The therapy consists of one session of injections given in the skeletal muscle of the hind leg. The injections provide two gene therapy vectors. One vector helps to express the insulin gene and the other gene acts to regulate an enzyme called Glucokinase.
Glucokinase is an enzyme that regulated glucose or blood sugar uptake from the blood. When both genes act at the same time they function as a “glucose sensor, ”automatically regulating blood sugar uptake by the blood which results in lowering the excess sugar or glucose in the blood.
This study which was published in the Journal of Diabetes is the first of its kind to demonstrate a long term cure for diabetes in animals, other than mice, using gene therapy.
This research paves the way for diabetes to be cured in people as well as pets. Potentially this study may also offer insight into new therapies for Type 11 diabetes.
Gene therapy has proven to be both safe and efficacious. It is based on transferring two genes to the hind leg muscle of animals using a new generation of very safe vectors called adeno-associated vectors, abbreviated as AAV. The vectors are derived from non-pathogenic viruses. They are already being used in gene therapy and have been quite successful in treating a wide variety of diseases.

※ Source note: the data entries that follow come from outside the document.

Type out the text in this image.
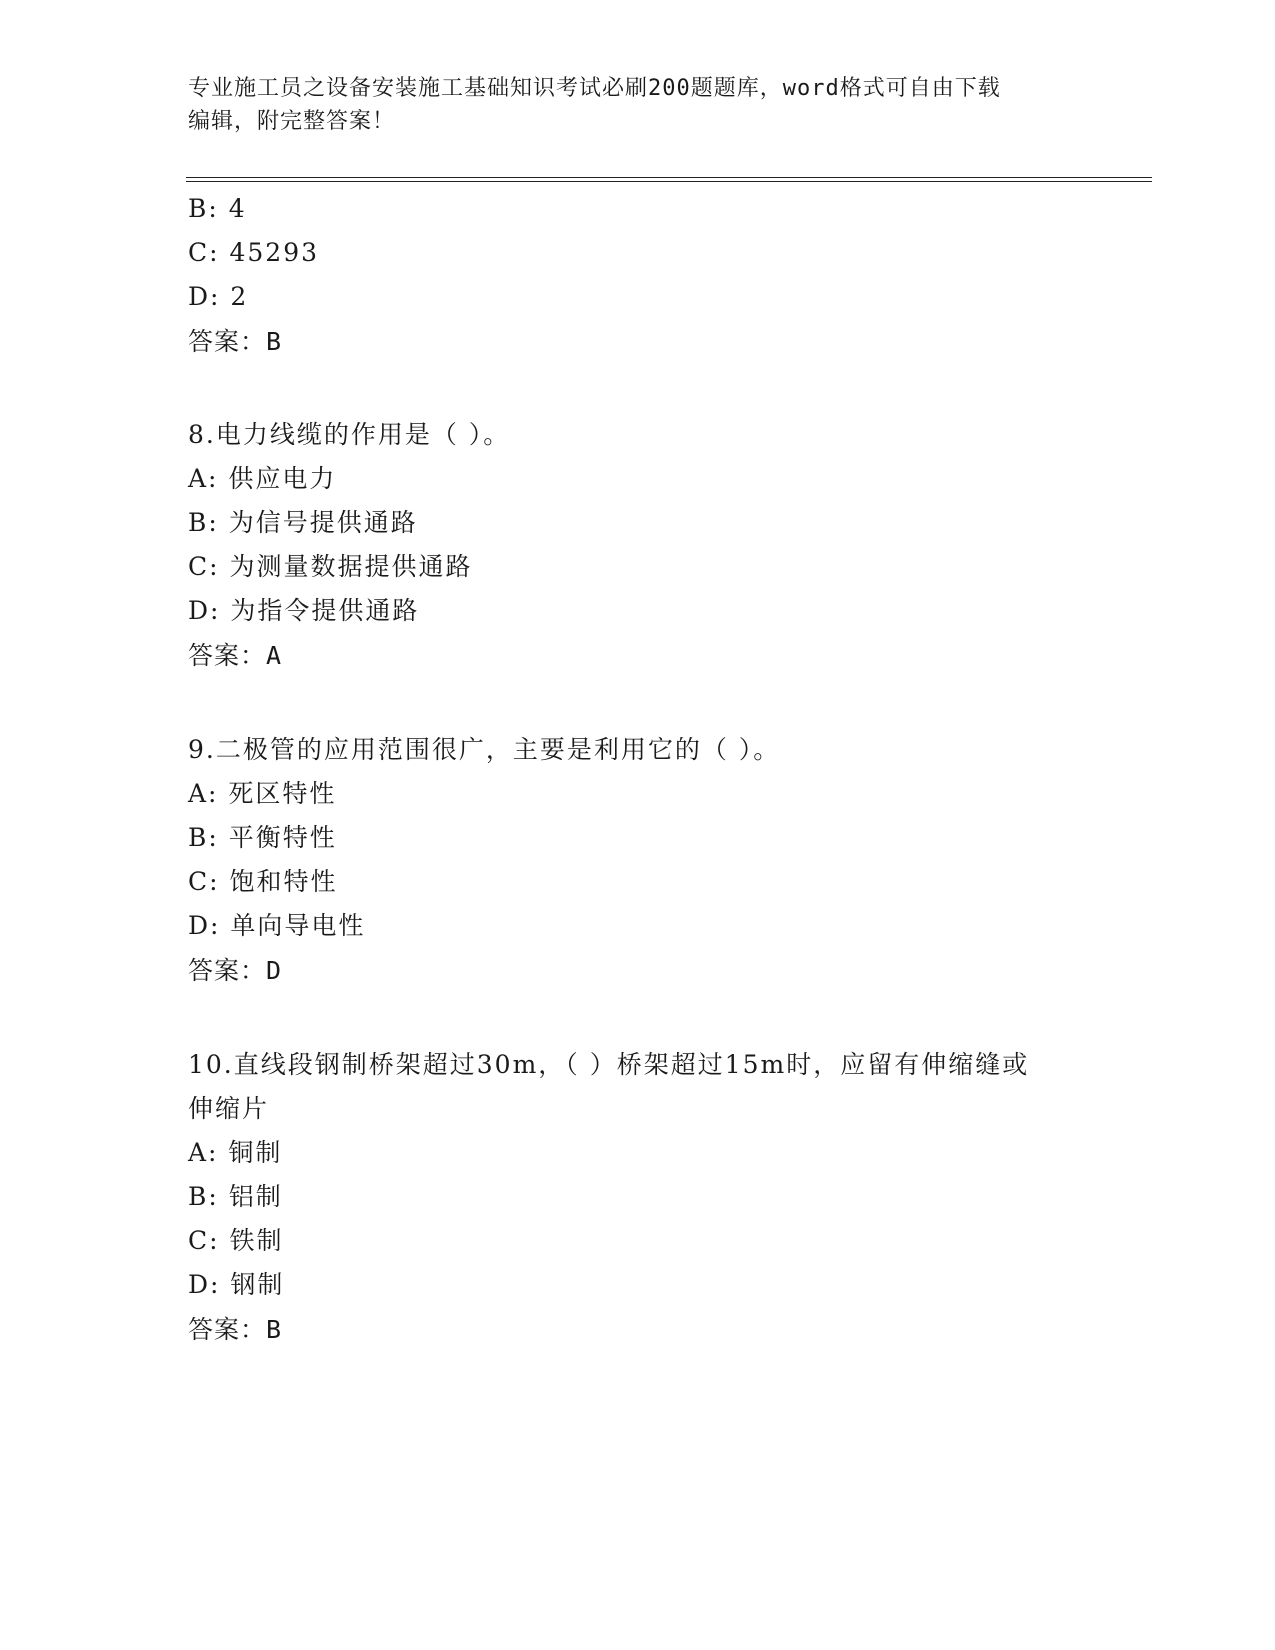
专业施工员之设备安装施工基础知识考试必刷200题题库，word格式可自由下载
编辑，附完整答案！
B: 4
C: 45293
D: 2
答案：B
8.电力线缆的作用是（ ）。
A: 供应电力
B: 为信号提供通路
C: 为测量数据提供通路
D: 为指令提供通路
答案：A
9.二极管的应用范围很广，主要是利用它的（ ）。
A: 死区特性
B: 平衡特性
C: 饱和特性
D: 单向导电性
答案：D
10.直线段钢制桥架超过30m，（ ）桥架超过15m时，应留有伸缩缝或
伸缩片
A: 铜制
B: 铝制
C: 铁制
D: 钢制
答案：B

Dogs treated with a single session of gene therapy exhibited good glucose control at all times, both when fasting and when fed. The blood sugar regulation in these dogs proved to be superior to those documented using insulin injections and episodes of low blood sugar, referred to as hypoglycemia were eliminated, even after exercise.

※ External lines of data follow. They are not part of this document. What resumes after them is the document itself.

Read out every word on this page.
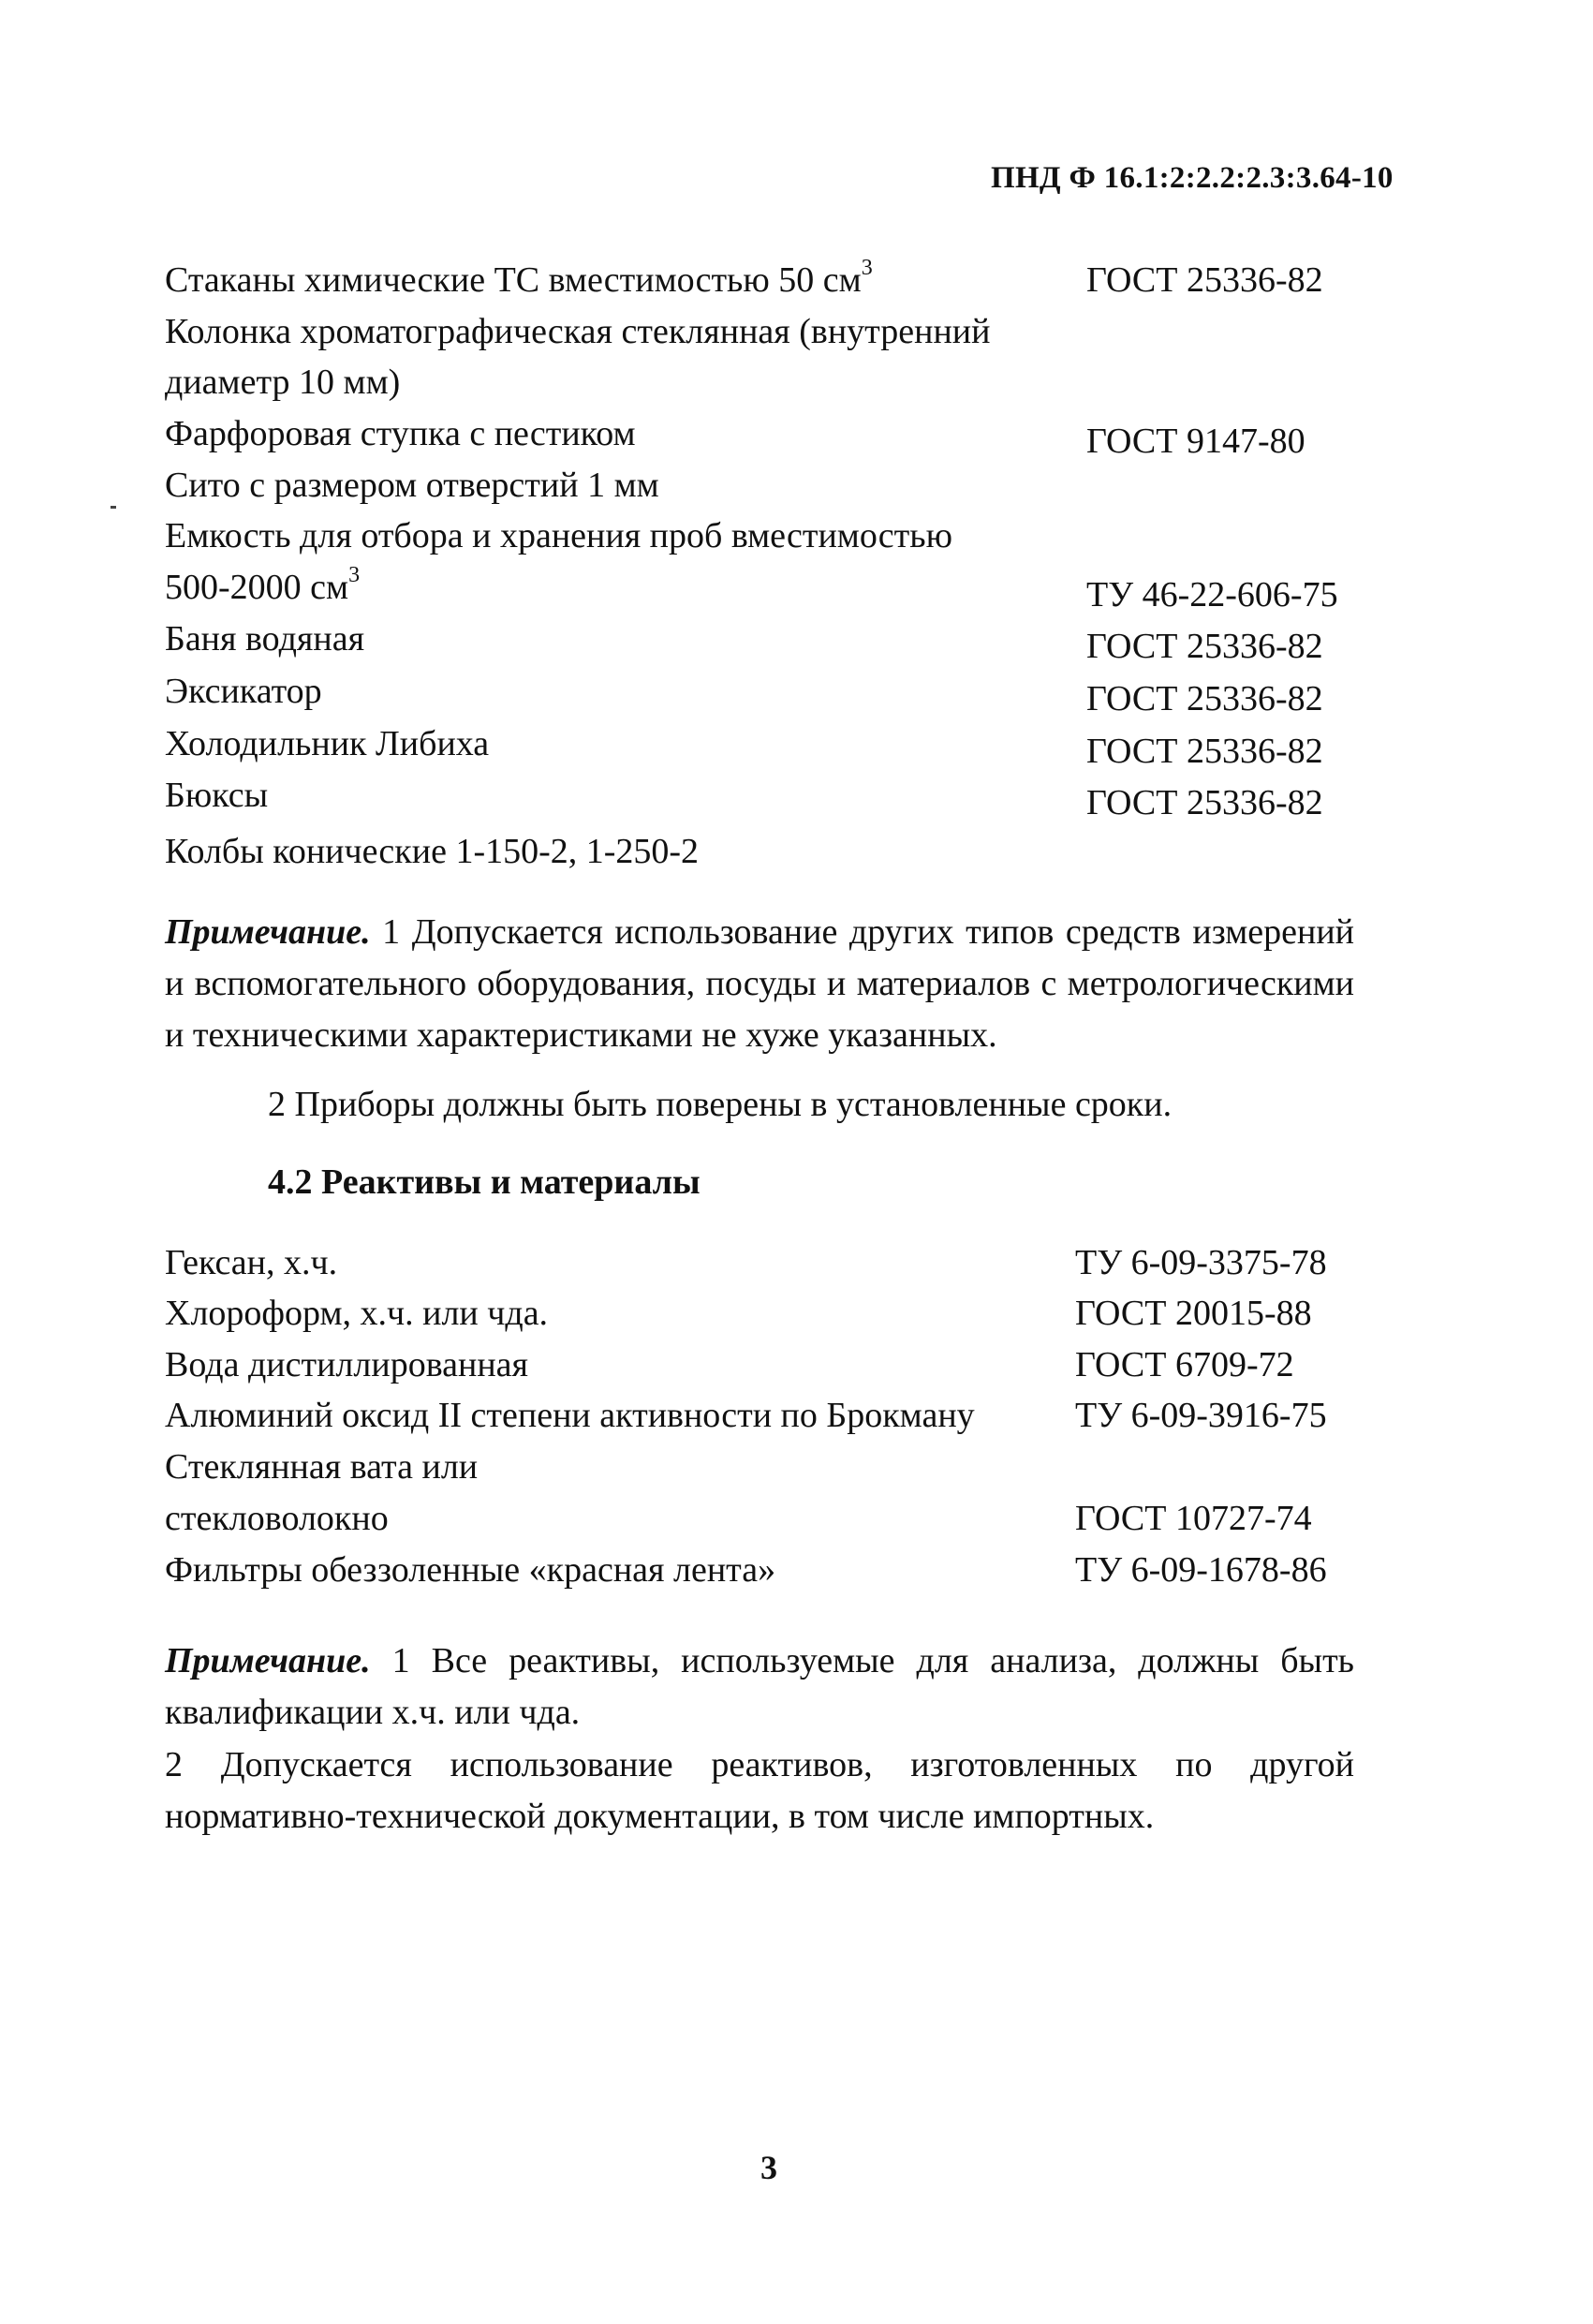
ПНД Ф 16.1:2:2.2:2.3:3.64-10
Стаканы химические ТС вместимостью 50 $см^3$	ГОСТ 25336-82
Колонка хроматографическая стеклянная (внутренний
диаметр 10 мм)
Фарфоровая ступка с пестиком	ГОСТ 9147-80
Сито с размером отверстий 1 мм
Емкость для отбора и хранения проб вместимостью
500-2000 $см^3$	ТУ 46-22-606-75
Баня водяная	ГОСТ 25336-82
Эксикатор	ГОСТ 25336-82
Холодильник Либиха	ГОСТ 25336-82
Бюксы	ГОСТ 25336-82
Колбы конические 1-150-2, 1-250-2
Примечание. 1 Допускается использование других типов средств измерений и вспомогательного оборудования, посуды и материалов с метрологическими и техническими характеристиками не хуже указанных.
2 Приборы должны быть поверены в установленные сроки.
4.2 Реактивы и материалы
Гексан, х.ч.	ТУ 6-09-3375-78
Хлороформ, х.ч. или чда.	ГОСТ 20015-88
Вода дистиллированная	ГОСТ 6709-72
Алюминий оксид II степени активности по Брокману	ТУ 6-09-3916-75
Стеклянная вата или
стекловолокно	ГОСТ 10727-74
Фильтры обеззоленные «красная лента»	ТУ 6-09-1678-86
Примечание. 1 Все реактивы, используемые для анализа, должны быть квалификации х.ч. или чда.
2 Допускается использование реактивов, изготовленных по другой нормативно-технической документации, в том числе импортных.
3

Long-term optimal control of pet diabetes has never been previously accomplished with any other novel diabetes therapy. Results confirmed that this gene therapy injection maintained normal blood sugar levels for over four years in dog diabetics with no secondary complications at all. For example, secondary complications resulting from diabetes including cataracts, blindness and kidney disease did not occur.
The strategy reported in this study is being prepared for clinical translation. This will act as the basis for initiation of clinical trials in veterinary medicine for diabetic dogs and cats. Those results will then be used to supply critical information not only for veterinary patients but eventually for human diabetics as well.

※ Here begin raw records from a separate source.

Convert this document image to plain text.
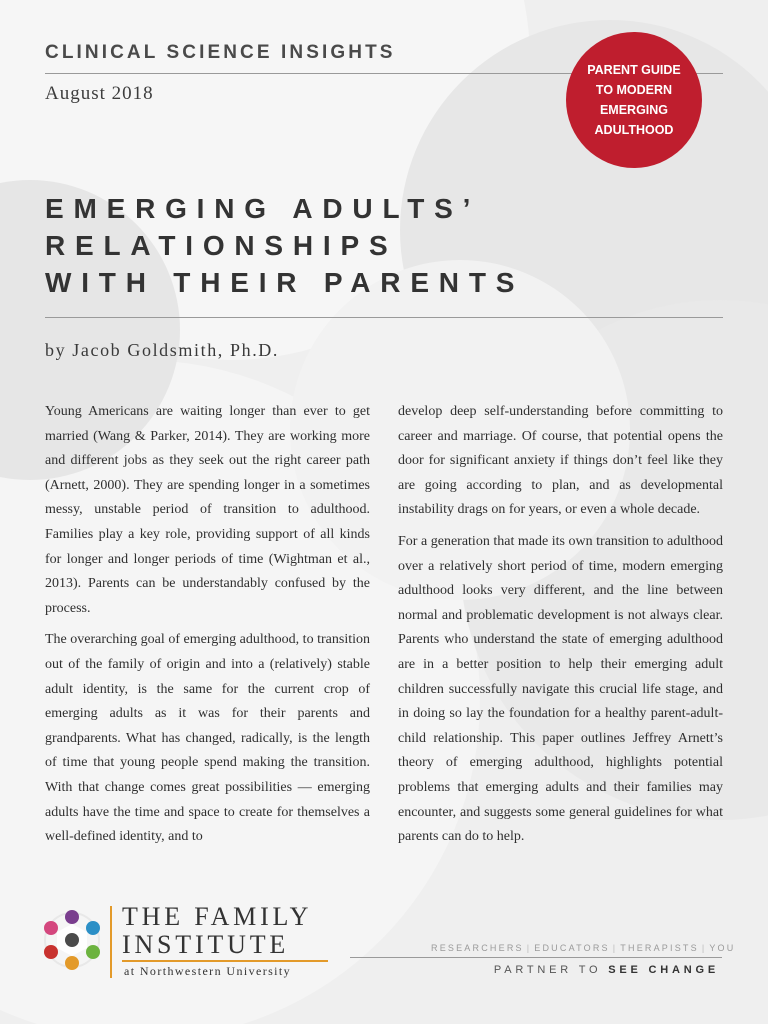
CLINICAL SCIENCE INSIGHTS
August 2018
PARENT GUIDE
TO MODERN
EMERGING
ADULTHOOD
EMERGING ADULTS’
RELATIONSHIPS
WITH THEIR PARENTS
by Jacob Goldsmith, Ph.D.

Young Americans are waiting longer than ever to get married (Wang & Parker, 2014). They are working more and different jobs as they seek out the right career path (Arnett, 2000). They are spending longer in a sometimes messy, unstable period of transition to adulthood. Families play a key role, providing support of all kinds for longer and longer periods of time (Wightman et al., 2013). Parents can be understandably confused by the process.

The overarching goal of emerging adulthood, to transition out of the family of origin and into a (relatively) stable adult identity, is the same for the current crop of emerging adults as it was for their parents and grandparents. What has changed, radically, is the length of time that young people spend making the transition. With that change comes great possibilities — emerging adults have the time and space to create for themselves a well-defined identity, and to

develop deep self-understanding before committing to career and marriage. Of course, that potential opens the door for significant anxiety if things don’t feel like they are going according to plan, and as developmental instability drags on for years, or even a whole decade.

For a generation that made its own transition to adulthood over a relatively short period of time, modern emerging adulthood looks very different, and the line between normal and problematic development is not always clear. Parents who understand the state of emerging adulthood are in a better position to help their emerging adult children successfully navigate this crucial life stage, and in doing so lay the foundation for a healthy parent-adult-child relationship. This paper outlines Jeffrey Arnett’s theory of emerging adulthood, highlights potential problems that emerging adults and their families may encounter, and suggests some general guidelines for what parents can do to help.

THE FAMILY
INSTITUTE
at Northwestern University
RESEARCHERS | EDUCATORS | THERAPISTS | YOU
PARTNER TO SEE CHANGE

Diabetes mellitus is the most common metabolic disorder in pets. Diabetic pets require insulin injections daily to survive. Despite giving daily insulin injections most diabetic pets still suffer from serious secondary complications ranging from kidney disease and blindness to having limbs amputated.
This novel gene therapy not only offers these diabetic pets relief from the disease but also the potential to enjoy a normal life without the need for daily insulin injections or the risk of future blindness.